1.  What's wrong with being a libertarian? It excludes the well being of the larger portion of society in order to benefit the people who have the greatest investments (those who run the corporations and who can afford to buy up everything) and not the people who actually work. It ignores environmental issues, and issues of healthcare, and instead turns both into a business - which ignores everything that does not lead to a profit. It's essentially an evil ideology, and we know from history that Laissez Faire economics always fail.

First off, there have been several decent definitions of what Libertarianism is over the past several posts; and I suggest you read them.

Beyond that, while I would ask for evidence that "Laissez Faire economics always fail." being that the longest period of economic growth of the western world occurred with governments having the smallest involvement in the economy and with heavy government involvement today we're risking economic collapse on a constant basis, Libertarianism would not require a strict believe in Laissez Faire economics. Most Libertarians I have ever known would argue for a small regulatory system that focuses on eliminating harm, not the elimination of a regulatory system.

Jumpin said:

 

2. He wants to remove restrictions on oil drilling, repeal federal tax on gasoline, lift restrictions on the use of coal and nuclear power, and eliminate the Environmental Protection Act.

If the companies are required to follow modern environmental practices, and are liable for any environmental impact they have had on the land they leased, what is a matter with oil drilling?

Besides drive up costs to consumers, what does the federal tax on gasoline achieve?

If people are using modern/safe reactor designs, like a thorium reactor, what is the harm of nuclear power?

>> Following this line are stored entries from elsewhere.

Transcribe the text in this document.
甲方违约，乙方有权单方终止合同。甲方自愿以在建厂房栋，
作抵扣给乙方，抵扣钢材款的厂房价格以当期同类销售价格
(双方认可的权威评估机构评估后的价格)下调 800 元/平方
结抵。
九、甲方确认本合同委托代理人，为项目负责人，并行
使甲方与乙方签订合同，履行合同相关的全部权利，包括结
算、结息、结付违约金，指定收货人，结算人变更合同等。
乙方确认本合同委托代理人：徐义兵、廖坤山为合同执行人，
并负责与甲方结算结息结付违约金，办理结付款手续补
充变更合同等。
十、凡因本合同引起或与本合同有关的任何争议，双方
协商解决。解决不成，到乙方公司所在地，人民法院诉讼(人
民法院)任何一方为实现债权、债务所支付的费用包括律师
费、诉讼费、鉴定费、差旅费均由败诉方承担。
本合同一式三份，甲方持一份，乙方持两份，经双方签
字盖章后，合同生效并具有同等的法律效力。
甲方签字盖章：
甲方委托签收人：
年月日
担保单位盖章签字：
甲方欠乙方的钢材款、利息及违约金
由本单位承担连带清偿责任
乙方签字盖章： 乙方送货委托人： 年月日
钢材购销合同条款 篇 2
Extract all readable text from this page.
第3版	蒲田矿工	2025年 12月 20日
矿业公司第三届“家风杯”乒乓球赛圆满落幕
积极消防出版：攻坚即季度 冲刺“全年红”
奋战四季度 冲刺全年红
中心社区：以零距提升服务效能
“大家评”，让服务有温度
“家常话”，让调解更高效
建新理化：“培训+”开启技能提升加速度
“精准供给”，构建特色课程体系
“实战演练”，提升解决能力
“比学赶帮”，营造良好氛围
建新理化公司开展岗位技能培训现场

Beyond that, while any opponent can list off several green projects that were failures costing hundreds of millions of dollars, and projects that created short term "green jobs" for only $250,000 to $500,000 per year, it is amazing that no one who ever questions cutting green spending can ever list a cost-effective successful green project.

 

Jumpin said:

3. I don't know about Canada, but public Health Care works everywhere else in the world. If you expect it to be absolutely perfect in the US after 1 year of implementation your deluded. If you think there is anything particular about American society where it doesn't work in the US, yet somehow works fantastically everywhere else, you're deluded. Being against public healthcare is essentially evil, and leaves hospitals and the medical profession in corporate hands - when this is something that should be eliminated throughout the entire world for the betterment of the world.

It's not one year ...

For decades government spending on healthcare has experienced a steady increase and before Obamacare was ever passed government spending as a percentage of GDP on healthcare in the United States was (roughly) equal to Canada even though less than 1/3 of Americans were covered. While I am very critical of the care we have available in Canada, the fact that Americans spend so much more per patient and don't see it as being wasteful is disturbing.

 

Ron Paul has his heart in the right place, but he has to change his economic views to reflect that - not keep supporting econmomic policies that will widen the gap between rich and poor.

If you look at income inequality in the United States since World War Two, incomes were steadily becoming more equal throughout the United States up until the middle of the 1960s. "Coincidentally" in 1964 the war on poverty began, and since then social spending have risen ahead of increases in income inequality.

While I'm reluctant to say that increased social spending causes income inequality, the fact that it has failed for nearly 50 years to prevent increases in income inequality should give significant doubts to supporters on its effectiveness.